Tight budgets also require you to work smarter. If it is too expensive to increase the operating margins, we need to learn to manage the grid better within its existing margins. We need to better translate the data into actionable information, both for operations but also to determine the end of life of the equipment.
Performing automated online asset health assessments using sensors and signal processing solutions may enable us to anticipate an impending failure of select assets. Anticipating the failure will allow the utility to prevent outages by replacing the asset before it actually fails. Automating this is feasible because we can leverage the investments many utilities have made in AMI technology. Of course, we need to ensure that the communications information technology in addition to AMI can support this online asset health assessment.
We also need to continue to invest in monitoring and decision-making tools to have better visualization and control of the grid.
UAE: In a fantasy budget, a limitless budget, what would you tell a utility to “splurge” on?
Dworzak: It does not come down to one item. The industry needs it all. We need generation, transmission and distribution, renewables, demand side management. We also need public policies that encourage investment in the electric power system—this includes tax incentives for smart meters and bonus depreciation on long-lived capital assets, like transmission.
On the tax front, we were disappointed that a number of provisions were dropped from the Energy Independence and Security Act of 2007, which was signed into law at the end of last year. Among them were the production tax credits and incentives in the Energy Policy Act of 2005 (EPAct 2005) that are spurring the growth of renewable energy sources. These include a long-term extension of the production tax credit for renewables, and the investment tax credit for solar. These are now set to expire at the end of December, and it is critical to investor confidence that they get extended.
We are working aggressively with Congress and a long list of allies to find a way to get these tax provisions extended in legislation this year, as well as including accelerated depreciation for smart meters, which would enable all electric utilities to depreciate smart electric meters over a five-year period.
Mansoor: The number one investment must be to overlay the existing transmission network with a backbone transmission system to greatly improve the present through put capability.

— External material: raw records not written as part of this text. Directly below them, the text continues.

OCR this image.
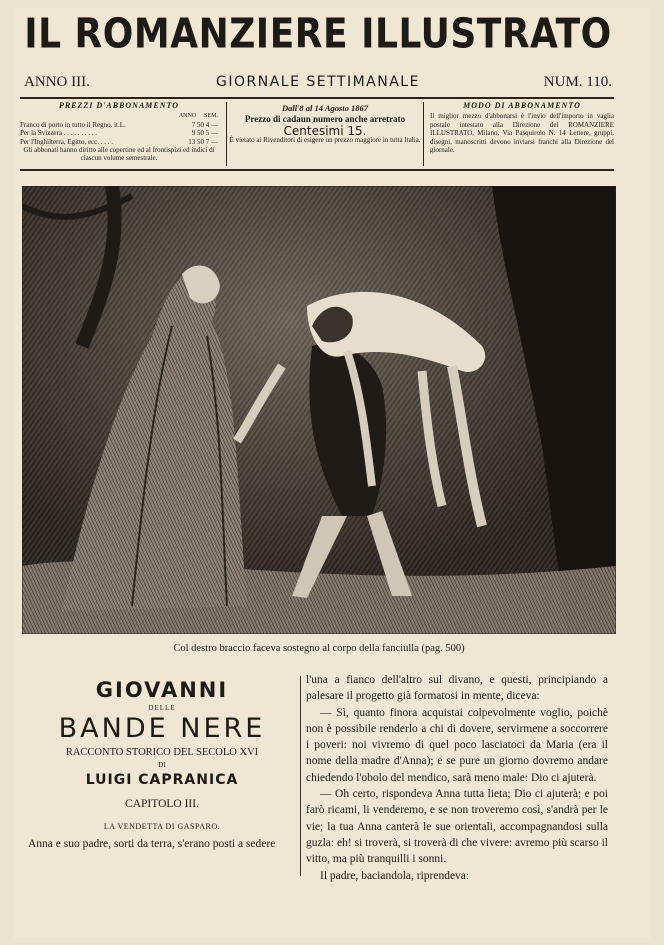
IL ROMANZIERE ILLUSTRATO
ANNO III.	GIORNALE SETTIMANALE	NUM. 110.
PREZZI D'ABBONAMENTO
ANNO SEM.
Franco di porto in tutto il Regno. it.L.	7 50 4 —
Per la Svizzera . . . . . . . . . .	9 50 5 —
Per l'Inghilterra, Egitto, ecc. . . . .	13 50 7 —
Gli abbonati hanno diritto alle copertine ed al frontispizi ed indici di ciascun volume semestrale.
Dall'8 al 14 Agosto 1867
Prezzo di cadaun numero anche arretrato
Centesimi 15.
È vietato ai Rivenditori di esigere un prezzo maggiore in tutta Italia.
MODO DI ABBONAMENTO

Il miglior mezzo d'abbonarsi è l'invio dell'importo in vaglia postale intestato alla Direzione del ROMANZIERE ILLUSTRATO, Milano, Via Pasquirolo N. 14 Lettere, gruppi, disegni, manoscritti devono inviarsi franchi alla Direzione del giornale.

Col destro braccio faceva sostegno al corpo della fanciulla (pag. 500)
GIOVANNI
DELLE
BANDE NERE
RACCONTO STORICO DEL SECOLO XVI
DI
LUIGI CAPRANICA
CAPITOLO III.
LA VENDETTA DI GASPARO.
Anna e suo padre, sorti da terra, s'erano posti a sedere

l'una a fianco dell'altro sul divano, e questi, principiando a palesare il progetto già formatosi in mente, diceva:

— Sì, quanto finora acquistai colpevolmente voglio, poichè non è possibile renderlo a chi di dovere, servirmene a soccorrere i poveri: noi vivremo di quel poco lasciatoci da Maria (era il nome della madre d'Anna); e se pure un giorno dovremo andare chiedendo l'obolo del mendico, sarà meno male: Dio ci ajuterà.

— Oh certo, rispondeva Anna tutta lieta; Dio ci ajuterà; e poi farò ricami, li venderemo, e se non troveremo così, s'andrà per le vie; la tua Anna canterà le sue orientali, accompagnandosi sulla guzla: eh! si troverà, si troverà di che vivere: avremo più scarso il vitto, ma più tranquilli i sonni.

Il padre, baciandola, riprendeva:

There is the possibility to go to a strong transmission backbone that includes high-voltage AC and DC lines. The industry also needs to consider evaluating the positive grid stability impact of HVDC (high-voltage DC) technology.
There are some ideas that are visionary but are constrained by financial reality. One approach proposes to isolate the present grid into multiple smaller grids and reconnect them through back-to-back DC converters. The anticipated result is that the smaller grids react quicker to significant events than the large interconnected system. The back-to-back DC connection also provides a controllable barrier for a cascading effect. It still provides controlled power flow for emergency situations and for supporting regular market transactions. But the cost to implement such a system is expected to be very high.
A second investment must be into the IT infrastructure. It should be based on a foundation that will support multiple applications from transmission to end user. Data warehouses and mining applications can be a rich source of data to create information to operate the grid in a smarter and more efficient way.
The industry should deploy several suites of sensors, such as PMU, which help to determine the complete system state and an asset monitoring system to determine the health of the equipment. This would allow the industry to deal more efficiently with the complexity of the power delivery system.
But, no matter how much or how little a utility has to spend, the key is to always spend smartly.